Abstract
Purpose
A metric is developed to improve understanding of skin radiobiology and to predict the presence and location of moist desquamation (MD), based on measured dose and skin assessments of a patient population at high risk of developing radiotherapy induced skin reactions.
Materials and Methods
Twenty breast patients participated in a pilot study of a novel carbon fibre breast support device. During treatment, the dose distribution was measured using film in the inframammary fold region. The skin was assessed for MD by staff and patients at regular intervals. With two different dose fractionations used in the pilot study, all doses were corrected with EQD211 to account for biological effects of fractionation. The classification of MD in this study was based on a combination of staff assessments and patient reported outcomes.

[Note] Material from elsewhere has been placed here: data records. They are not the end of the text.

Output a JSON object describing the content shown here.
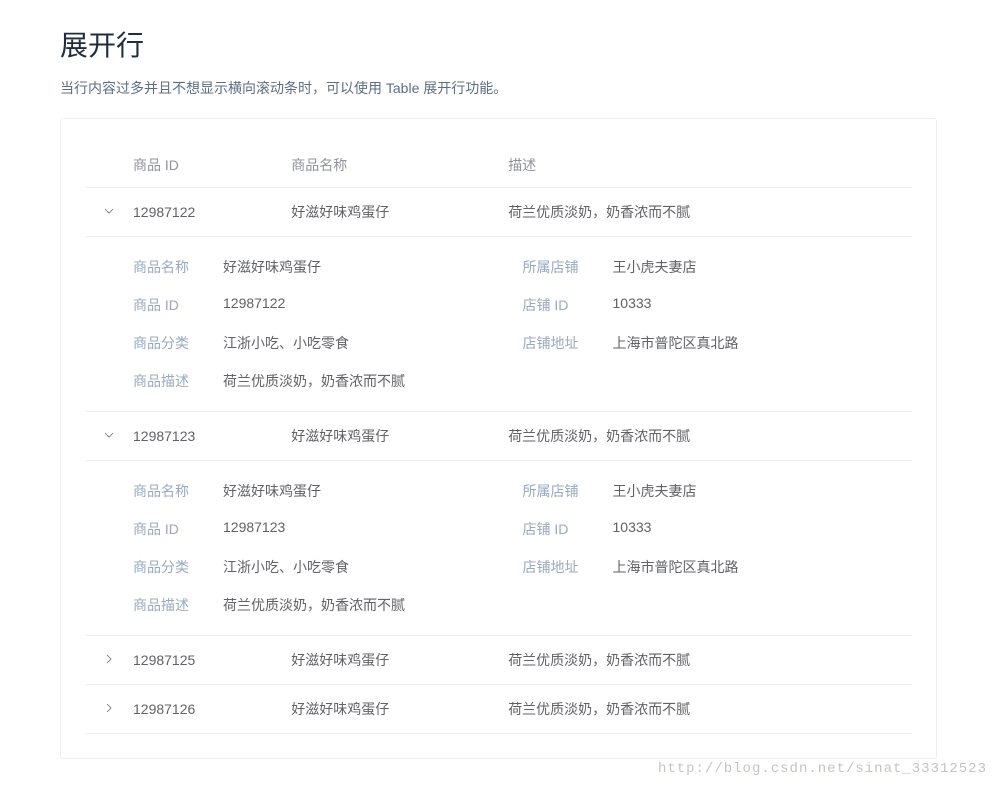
{
  "page": {
    "title": "展开行",
    "description": "当行内容过多并且不想显示横向滚动条时，可以使用 Table 展开行功能。"
  },
  "table": {
    "headers": {
      "id": "商品 ID",
      "name": "商品名称",
      "desc": "描述"
    },
    "rows": [
      {
        "expanded": true,
        "id": "12987122",
        "name": "好滋好味鸡蛋仔",
        "desc": "荷兰优质淡奶，奶香浓而不腻",
        "details": {
          "productName": "好滋好味鸡蛋仔",
          "shop": "王小虎夫妻店",
          "productId": "12987122",
          "shopId": "10333",
          "category": "江浙小吃、小吃零食",
          "address": "上海市普陀区真北路",
          "description": "荷兰优质淡奶，奶香浓而不腻"
        }
      },
      {
        "expanded": true,
        "id": "12987123",
        "name": "好滋好味鸡蛋仔",
        "desc": "荷兰优质淡奶，奶香浓而不腻",
        "details": {
          "productName": "好滋好味鸡蛋仔",
          "shop": "王小虎夫妻店",
          "productId": "12987123",
          "shopId": "10333",
          "category": "江浙小吃、小吃零食",
          "address": "上海市普陀区真北路",
          "description": "荷兰优质淡奶，奶香浓而不腻"
        }
      },
      {
        "expanded": false,
        "id": "12987125",
        "name": "好滋好味鸡蛋仔",
        "desc": "荷兰优质淡奶，奶香浓而不腻"
      },
      {
        "expanded": false,
        "id": "12987126",
        "name": "好滋好味鸡蛋仔",
        "desc": "荷兰优质淡奶，奶香浓而不腻"
      }
    ]
  },
  "labels": {
    "productName": "商品名称",
    "shop": "所属店铺",
    "productId": "商品 ID",
    "shopId": "店铺 ID",
    "category": "商品分类",
    "address": "店铺地址",
    "description": "商品描述"
  },
  "watermark": "http://blog.csdn.net/sinat_33312523"
}
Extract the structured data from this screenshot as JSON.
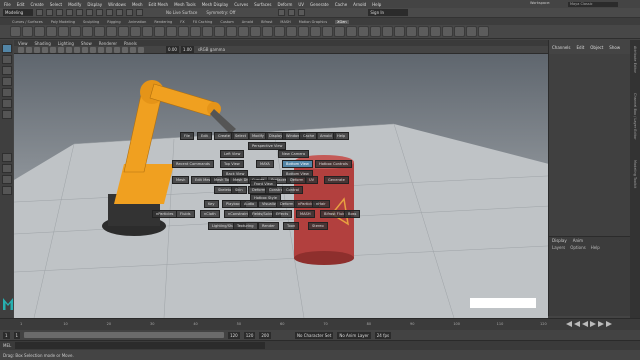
{
  "menubar": {
    "items": [
      "File",
      "Edit",
      "Create",
      "Select",
      "Modify",
      "Display",
      "Windows",
      "Mesh",
      "Edit Mesh",
      "Mesh Tools",
      "Mesh Display",
      "Curves",
      "Surfaces",
      "Deform",
      "UV",
      "Generate",
      "Cache",
      "Arnold",
      "Help"
    ],
    "workspace": "Workspace:",
    "search_placeholder": "Maya Classic"
  },
  "statusline": {
    "mode": "Modeling",
    "no_live": "No Live Surface",
    "symmetry": "Symmetry: Off",
    "signin": "Sign In"
  },
  "shelf": {
    "tabs": [
      "Curves / Surfaces",
      "Poly Modeling",
      "Sculpting",
      "Rigging",
      "Animation",
      "Rendering",
      "FX",
      "FX Caching",
      "Custom",
      "Arnold",
      "Bifrost",
      "MASH",
      "Motion Graphics",
      "XGen"
    ],
    "active_tab": "XGen"
  },
  "viewport": {
    "menu": [
      "View",
      "Shading",
      "Lighting",
      "Show",
      "Renderer",
      "Panels"
    ],
    "gamma": "sRGB gamma",
    "exposure": "0.00",
    "gamma_val": "1.00",
    "selection_text": ""
  },
  "channel_box": {
    "tabs": [
      "Channels",
      "Edit",
      "Object",
      "Show"
    ]
  },
  "layers": {
    "tabs": [
      "Display",
      "Anim"
    ],
    "options": [
      "Layers",
      "Options",
      "Help"
    ]
  },
  "side_tabs": [
    "Attribute Editor",
    "Channel Box / Layer Editor",
    "Modeling Toolkit"
  ],
  "hotbox": {
    "top_row": [
      "File",
      "Edit",
      "Create",
      "Select",
      "Modify",
      "Display",
      "Windows",
      "Cache",
      "Arnold",
      "Help"
    ],
    "perspective": "Perspective View",
    "left_view": "Left View",
    "top_view": "Top View",
    "new_camera": "New Camera",
    "back_view": "Back View",
    "bottom_view": "Bottom View",
    "front_view": "Front View",
    "recent": "Recent Commands",
    "hotbox_label": "Hotbox Controls",
    "maya": "MAYA",
    "mid_row": [
      "Mesh",
      "Edit Mesh",
      "Mesh Tools",
      "Mesh Display",
      "Curves",
      "Surfaces",
      "Deform",
      "UV",
      "Generate"
    ],
    "row3": [
      "Skeleton",
      "Skin",
      "Deform",
      "Constrain",
      "Control"
    ],
    "hotbox_style": "Hotbox Style",
    "row4": [
      "Key",
      "Playback",
      "Audio",
      "Visualize",
      "Deform",
      "nParticles",
      "nHair"
    ],
    "row5": [
      "nParticles",
      "Fluids",
      "nCloth",
      "nConstraint",
      "Fields/Solvers",
      "Effects",
      "MASH",
      "Bifrost Fluids",
      "Boss"
    ],
    "row6": [
      "Lighting/Shading",
      "Texturing",
      "Render",
      "Toon",
      "Stereo"
    ],
    "view": "View",
    "show": "Show",
    "shading": "Shading",
    "lighting": "Lighting",
    "panels": "Panels",
    "view2": "View"
  },
  "timeslider": {
    "ticks": [
      "1",
      "10",
      "20",
      "30",
      "40",
      "50",
      "60",
      "70",
      "80",
      "90",
      "100",
      "110",
      "120"
    ]
  },
  "rangeslider": {
    "start": "1",
    "start2": "1",
    "end": "120",
    "end2": "120",
    "end3": "200",
    "char_set": "No Character Set",
    "anim_layer": "No Anim Layer",
    "fps": "24 fps"
  },
  "cmdline": {
    "label": "MEL"
  },
  "helpline": {
    "text": "Drag: Box Selection mode or Move."
  },
  "colors": {
    "robot": "#f0a020",
    "barrel": "#b2403e",
    "accent": "#5285a6"
  }
}
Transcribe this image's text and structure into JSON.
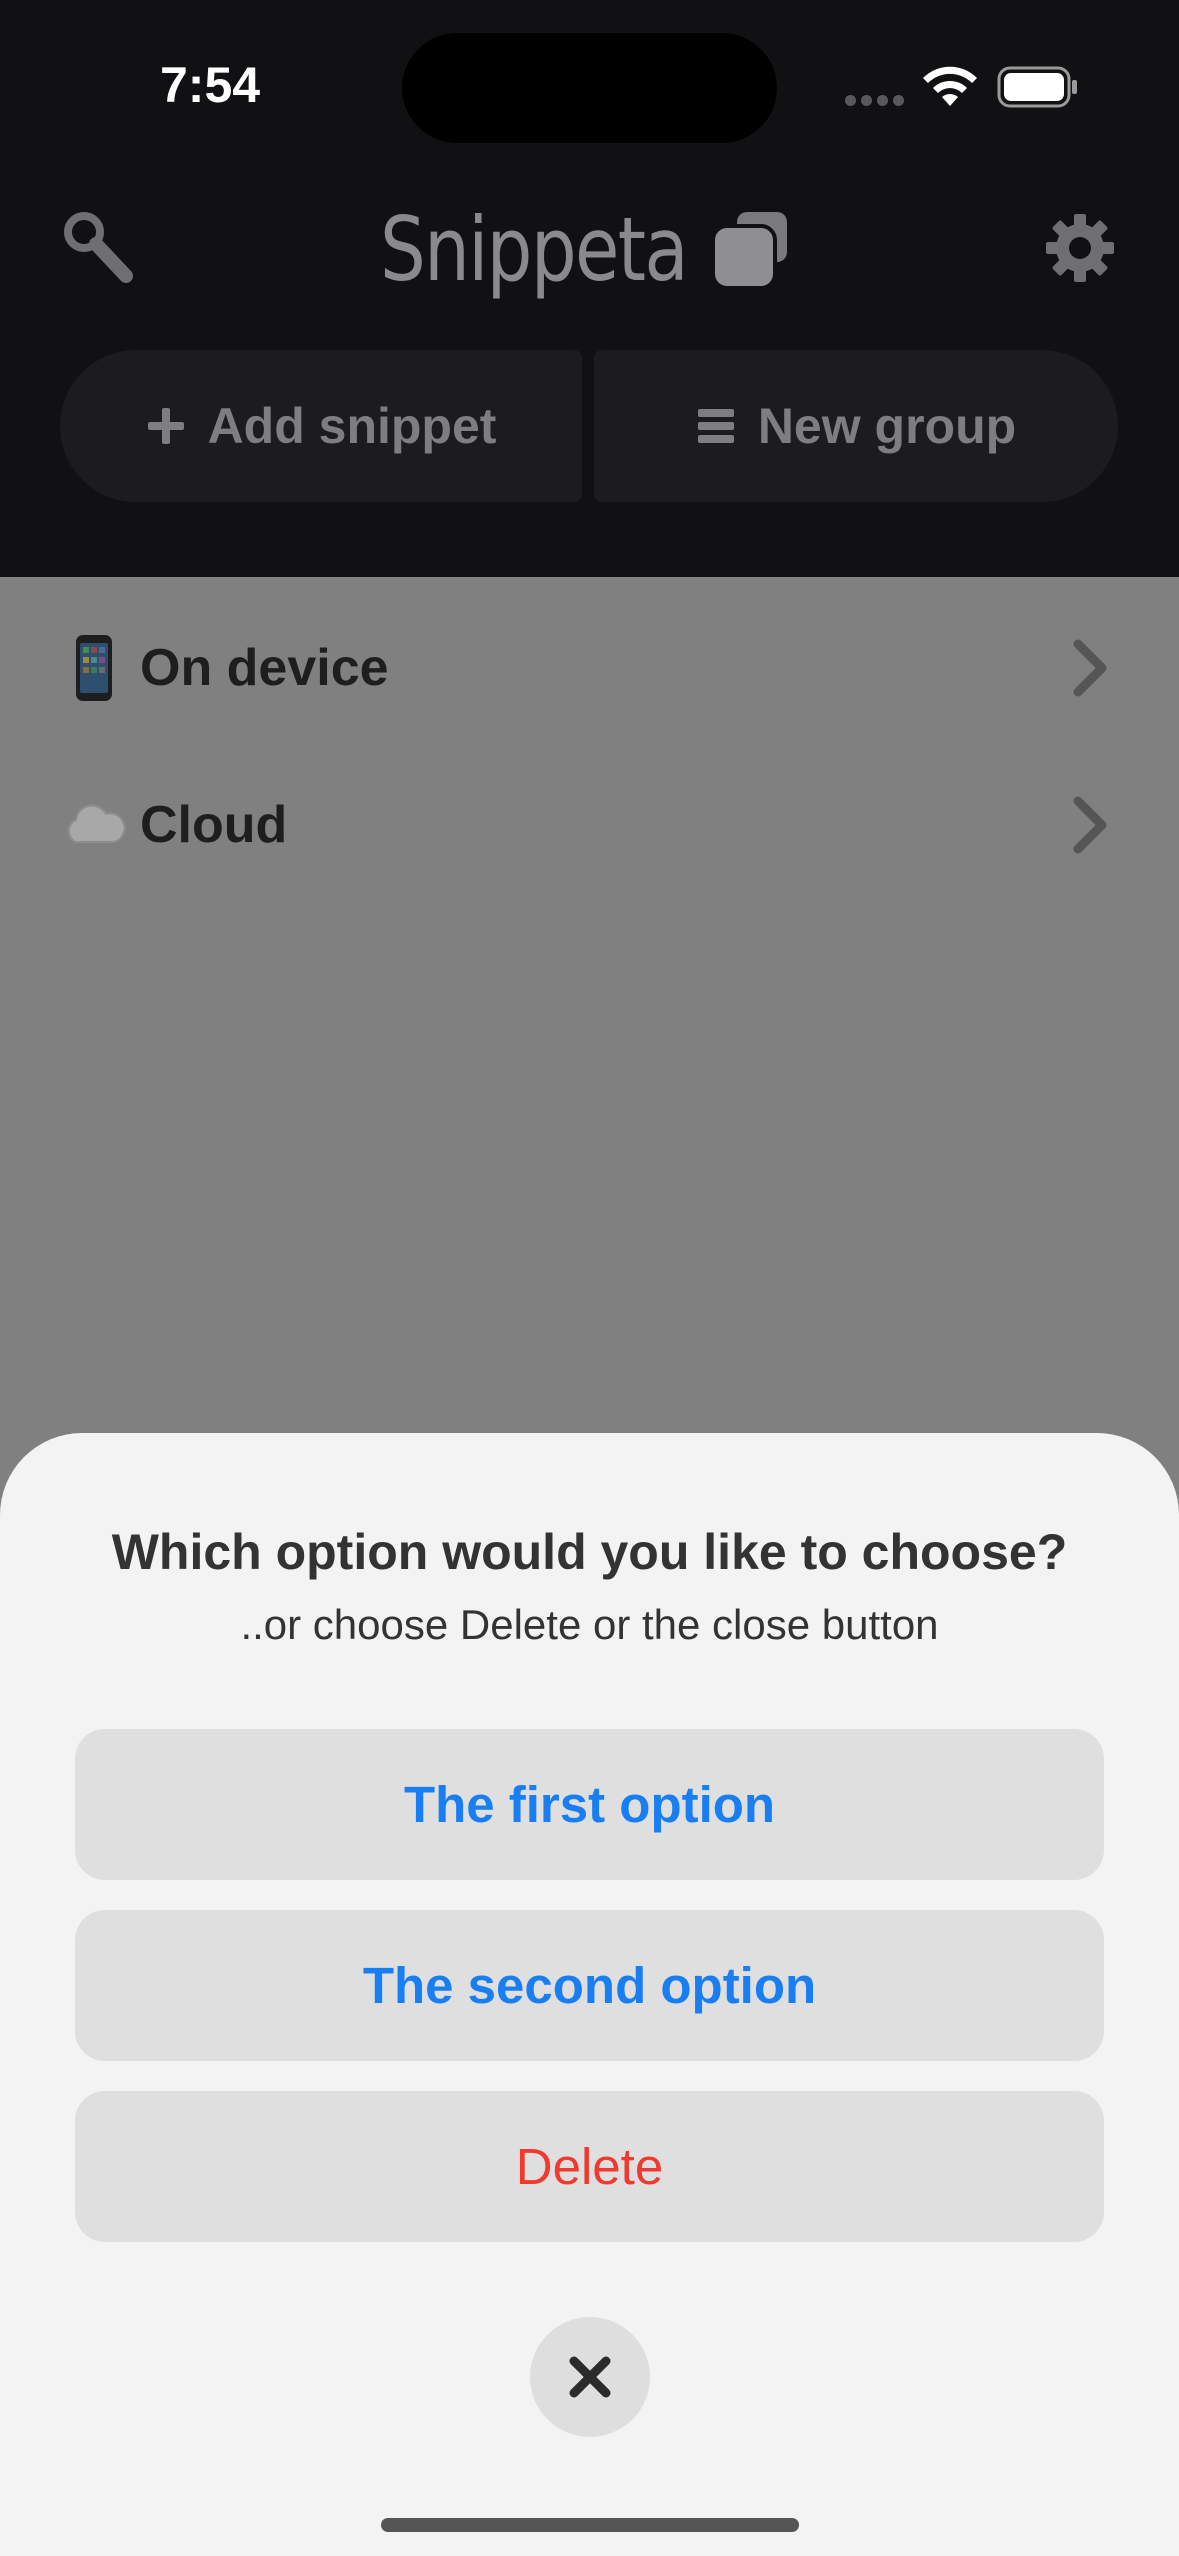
{
  "status_bar": {
    "time": "7:54"
  },
  "header": {
    "app_title": "Snippeta",
    "icons": [
      "search-icon",
      "gear-icon",
      "logo-squares"
    ],
    "add_snippet_label": "Add snippet",
    "new_group_label": "New group"
  },
  "list": {
    "items": [
      {
        "label": "On device",
        "icon": "mobile-phone-emoji"
      },
      {
        "label": "Cloud",
        "icon": "cloud-emoji"
      }
    ]
  },
  "sheet": {
    "title": "Which option would you like to choose?",
    "subtitle": "..or choose Delete or the close button",
    "options": [
      "The first option",
      "The second option"
    ],
    "delete_label": "Delete",
    "colors": {
      "option_text": "#1a7ef3",
      "delete_text": "#f03a30"
    }
  }
}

A logistic model was modified and developed to predict MD, accounting for the spatial distribution of measured skin dose. Two adjustable parameters define the slope and the inflection point of the function and a normalization value sets the threshold for MD. Parameters were tested by applying the metric on the 20 patient skin dose distributions.
Results
6/20 patients have reports of MD in this study. There were statistically significant differences in the metric between patients who did and did not develop MD with the parameters set to a slope of 5 and an inflection point of 10mm – 30mm. The model indicated specific regions expected to develop MD, correctly classifying all 6 reported cases of MD and 12 of 14 (86%) cases not reporting MD. Pixel clusters with an average contiguous surface area of 14 cm2 having dose > 43Gy (EQD211) were flagged for MD.
Conclusions
This dose-distance metric has been shown to predict specific regions of skin expected to develop MD in breast radiotherapy. Expanded testing of this model is underway.